Comparing the significance of the influence of parents and peers on a child’s eating habit, it has been found that the latter have a greater influence than the former. Though as an initial source of socialization, parents have tried to influence the eating habits of the young child. They try to instill a healthy eating regime and also reduce their intake of foods that are low in nutritional value. It has been found in a study that the presence of parents and their monitoring reduces the child’s intake of unhealthy food than in the presence of friends. Alternatively, friends have more influence on a child during their adolescent phase than during childhood, as social networking gets bigger exerting a greater influence compared to parental guidelines. (Salvy, et al., 2011) Comparatively, females are more impacted by the friends group than men, since there is far greater pressure of looking presentable and popular. This phenomenon indirectly influences their diets and results in weight monitoring behaviours. Thus, parents can instill awareness and self-realization among children regarding unhealthy eating habits. However, during the adolescence stage, girls tend to portray that they are into healthy eating while hanging and eating out with their girlfriends, whereas the boys are carefree about their eating habits and aren’t swayed by the social influence.

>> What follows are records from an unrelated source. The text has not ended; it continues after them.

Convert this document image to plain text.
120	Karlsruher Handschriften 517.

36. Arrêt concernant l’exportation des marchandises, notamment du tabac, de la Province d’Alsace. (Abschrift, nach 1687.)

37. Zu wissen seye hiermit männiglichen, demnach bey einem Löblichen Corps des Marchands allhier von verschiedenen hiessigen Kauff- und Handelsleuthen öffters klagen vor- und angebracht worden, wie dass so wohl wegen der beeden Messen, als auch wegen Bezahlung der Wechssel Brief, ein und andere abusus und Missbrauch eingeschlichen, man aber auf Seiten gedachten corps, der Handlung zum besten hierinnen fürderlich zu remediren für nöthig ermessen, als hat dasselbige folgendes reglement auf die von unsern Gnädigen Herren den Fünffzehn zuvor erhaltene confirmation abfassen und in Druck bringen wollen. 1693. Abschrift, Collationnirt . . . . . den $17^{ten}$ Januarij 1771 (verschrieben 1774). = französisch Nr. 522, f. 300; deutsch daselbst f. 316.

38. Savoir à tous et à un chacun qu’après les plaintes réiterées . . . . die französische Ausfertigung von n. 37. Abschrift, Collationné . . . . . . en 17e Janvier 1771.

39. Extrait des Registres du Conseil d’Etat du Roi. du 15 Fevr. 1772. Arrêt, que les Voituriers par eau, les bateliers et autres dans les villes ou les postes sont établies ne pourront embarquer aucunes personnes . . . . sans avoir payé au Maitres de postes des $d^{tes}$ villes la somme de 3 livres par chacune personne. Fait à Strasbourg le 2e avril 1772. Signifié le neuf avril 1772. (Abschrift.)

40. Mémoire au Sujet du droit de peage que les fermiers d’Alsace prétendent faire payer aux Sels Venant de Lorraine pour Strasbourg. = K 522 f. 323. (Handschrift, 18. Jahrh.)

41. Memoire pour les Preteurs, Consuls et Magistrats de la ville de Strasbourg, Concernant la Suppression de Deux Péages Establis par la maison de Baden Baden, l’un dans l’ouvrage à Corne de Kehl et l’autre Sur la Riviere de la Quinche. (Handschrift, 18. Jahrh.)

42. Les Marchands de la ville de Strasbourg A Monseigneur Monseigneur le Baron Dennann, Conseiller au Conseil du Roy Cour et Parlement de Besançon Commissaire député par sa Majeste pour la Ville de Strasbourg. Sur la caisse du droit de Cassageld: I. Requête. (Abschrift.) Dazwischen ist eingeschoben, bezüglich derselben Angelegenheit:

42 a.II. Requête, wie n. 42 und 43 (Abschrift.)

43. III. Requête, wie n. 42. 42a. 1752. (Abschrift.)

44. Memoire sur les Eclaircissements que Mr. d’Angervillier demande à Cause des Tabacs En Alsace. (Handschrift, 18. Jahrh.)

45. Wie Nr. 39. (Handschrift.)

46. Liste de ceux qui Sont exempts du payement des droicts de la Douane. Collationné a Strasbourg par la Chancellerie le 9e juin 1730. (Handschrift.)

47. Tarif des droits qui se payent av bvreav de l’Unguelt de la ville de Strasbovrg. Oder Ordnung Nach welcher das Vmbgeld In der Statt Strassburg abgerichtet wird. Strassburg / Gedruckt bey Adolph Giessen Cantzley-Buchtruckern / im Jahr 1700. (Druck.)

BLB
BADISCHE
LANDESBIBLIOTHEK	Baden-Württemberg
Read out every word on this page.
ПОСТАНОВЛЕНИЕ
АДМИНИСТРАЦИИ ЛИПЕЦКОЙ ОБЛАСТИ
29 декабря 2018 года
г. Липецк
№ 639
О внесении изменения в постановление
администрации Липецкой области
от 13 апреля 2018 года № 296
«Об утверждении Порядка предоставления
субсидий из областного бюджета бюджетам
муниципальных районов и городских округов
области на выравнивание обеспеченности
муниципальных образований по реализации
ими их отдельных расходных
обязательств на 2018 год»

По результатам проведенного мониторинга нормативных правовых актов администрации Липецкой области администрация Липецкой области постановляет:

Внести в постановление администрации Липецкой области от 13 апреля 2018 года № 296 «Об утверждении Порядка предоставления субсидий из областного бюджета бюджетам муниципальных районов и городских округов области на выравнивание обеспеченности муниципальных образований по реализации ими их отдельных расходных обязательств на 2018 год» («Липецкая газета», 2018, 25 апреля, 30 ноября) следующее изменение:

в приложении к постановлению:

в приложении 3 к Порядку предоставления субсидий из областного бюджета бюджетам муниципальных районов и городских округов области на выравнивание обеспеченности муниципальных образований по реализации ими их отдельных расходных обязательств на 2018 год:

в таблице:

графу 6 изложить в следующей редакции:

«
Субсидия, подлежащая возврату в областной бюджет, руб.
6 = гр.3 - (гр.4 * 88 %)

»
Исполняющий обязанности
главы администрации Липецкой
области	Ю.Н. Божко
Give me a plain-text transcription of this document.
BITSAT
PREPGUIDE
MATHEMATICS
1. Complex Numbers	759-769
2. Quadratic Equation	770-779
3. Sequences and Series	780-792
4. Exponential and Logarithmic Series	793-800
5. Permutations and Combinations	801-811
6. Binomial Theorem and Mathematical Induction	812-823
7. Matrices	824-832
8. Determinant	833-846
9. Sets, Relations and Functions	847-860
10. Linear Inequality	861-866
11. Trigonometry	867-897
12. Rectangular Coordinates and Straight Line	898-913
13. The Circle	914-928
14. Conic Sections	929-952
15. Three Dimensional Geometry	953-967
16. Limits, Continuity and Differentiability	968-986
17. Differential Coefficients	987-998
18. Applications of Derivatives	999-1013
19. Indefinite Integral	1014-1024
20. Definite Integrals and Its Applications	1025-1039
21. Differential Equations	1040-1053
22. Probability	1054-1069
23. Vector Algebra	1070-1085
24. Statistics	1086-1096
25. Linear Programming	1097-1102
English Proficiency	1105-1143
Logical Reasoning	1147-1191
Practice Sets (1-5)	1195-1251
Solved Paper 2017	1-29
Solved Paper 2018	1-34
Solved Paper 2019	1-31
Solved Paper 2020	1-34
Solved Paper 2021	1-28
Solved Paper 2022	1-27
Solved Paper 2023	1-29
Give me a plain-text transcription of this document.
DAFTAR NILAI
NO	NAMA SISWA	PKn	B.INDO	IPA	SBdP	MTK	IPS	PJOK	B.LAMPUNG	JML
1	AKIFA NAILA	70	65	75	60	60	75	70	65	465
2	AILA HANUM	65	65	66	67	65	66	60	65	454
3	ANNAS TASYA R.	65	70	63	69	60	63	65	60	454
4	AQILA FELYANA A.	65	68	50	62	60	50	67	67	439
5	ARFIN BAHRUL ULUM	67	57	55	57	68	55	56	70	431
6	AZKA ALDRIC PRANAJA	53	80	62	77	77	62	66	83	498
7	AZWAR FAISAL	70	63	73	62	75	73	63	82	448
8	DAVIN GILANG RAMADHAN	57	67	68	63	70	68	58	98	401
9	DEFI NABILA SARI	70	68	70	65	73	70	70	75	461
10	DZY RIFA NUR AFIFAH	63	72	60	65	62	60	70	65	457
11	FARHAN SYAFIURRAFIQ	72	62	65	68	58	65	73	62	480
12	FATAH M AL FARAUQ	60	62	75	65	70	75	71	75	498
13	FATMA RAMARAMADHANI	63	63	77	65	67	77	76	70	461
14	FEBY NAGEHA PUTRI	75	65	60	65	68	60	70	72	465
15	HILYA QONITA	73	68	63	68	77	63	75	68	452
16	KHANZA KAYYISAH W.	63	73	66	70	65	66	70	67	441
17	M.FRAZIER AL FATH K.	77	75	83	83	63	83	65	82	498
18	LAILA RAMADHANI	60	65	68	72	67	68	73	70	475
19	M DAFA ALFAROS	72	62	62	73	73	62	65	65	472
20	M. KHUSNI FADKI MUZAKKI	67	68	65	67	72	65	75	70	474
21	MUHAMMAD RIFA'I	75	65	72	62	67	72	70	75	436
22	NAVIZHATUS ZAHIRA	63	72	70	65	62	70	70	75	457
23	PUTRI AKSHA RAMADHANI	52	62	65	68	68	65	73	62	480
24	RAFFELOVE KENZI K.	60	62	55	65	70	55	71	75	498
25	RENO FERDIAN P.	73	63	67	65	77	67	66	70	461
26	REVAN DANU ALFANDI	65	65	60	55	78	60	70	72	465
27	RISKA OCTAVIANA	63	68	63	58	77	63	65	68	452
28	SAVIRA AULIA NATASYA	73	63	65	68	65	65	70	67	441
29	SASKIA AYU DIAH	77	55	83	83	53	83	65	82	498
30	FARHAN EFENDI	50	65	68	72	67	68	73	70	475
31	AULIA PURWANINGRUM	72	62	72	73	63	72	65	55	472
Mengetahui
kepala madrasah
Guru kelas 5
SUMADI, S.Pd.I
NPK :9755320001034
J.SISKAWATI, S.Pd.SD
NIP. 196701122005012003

To conclude, though peers exercise a significant influence on a child during their middle childhood, the importance of parents and family influence cannot be undermined. Initially, children interact and deal with their families’ social world, but with the passage of time, they have to encounter their peers social world wherein they have to spend a considerable amount of time with children of their age. A child might get swayed away with the social group they belong to, and tend to alter their lifestyle and course of behavior which is in sync with the peers’ group they socialize into. However, the parents act as a guide and support all throughout and are watchful of the children wherever they go wrong. Their presence acts a cushion and doesn’t let the child get swayed away into wrong companionship. Parents play a crucial role in children’s emotional growth and development not just because the children are attached to them but also due to their cognitive and emotional wisdom which they pass on to their children as to how to express, relate to various emotions, interpret situations as well as act according to them. Friends are unlikely to have the unconditional love that parents have for their children. They also lack the worldly wisdom that parents have. In spite of the negative influences friends tend to have on a child, their presence is highly significant for the development of a competitive spirit and competence in a child. The peers have a greater impact on the way a child dresses, and also influence the diet a child have, especially for the girls since they are more conscious of their appearance. The peer group also equips a child to face challenges in the real world. These experiences are phenomenal in providing the child with survival instincts in the later stages of their life. Thus, middle childhood can be said to be an amalgamation of influences both from peers as well parents and these have a significant impact on a child’s growth. It is a stage of new developments and changes in a child’s life. The child learns new skills and develops new friendships. The challenges the child faces in this phase prepare him for the bigger battle in the later stages.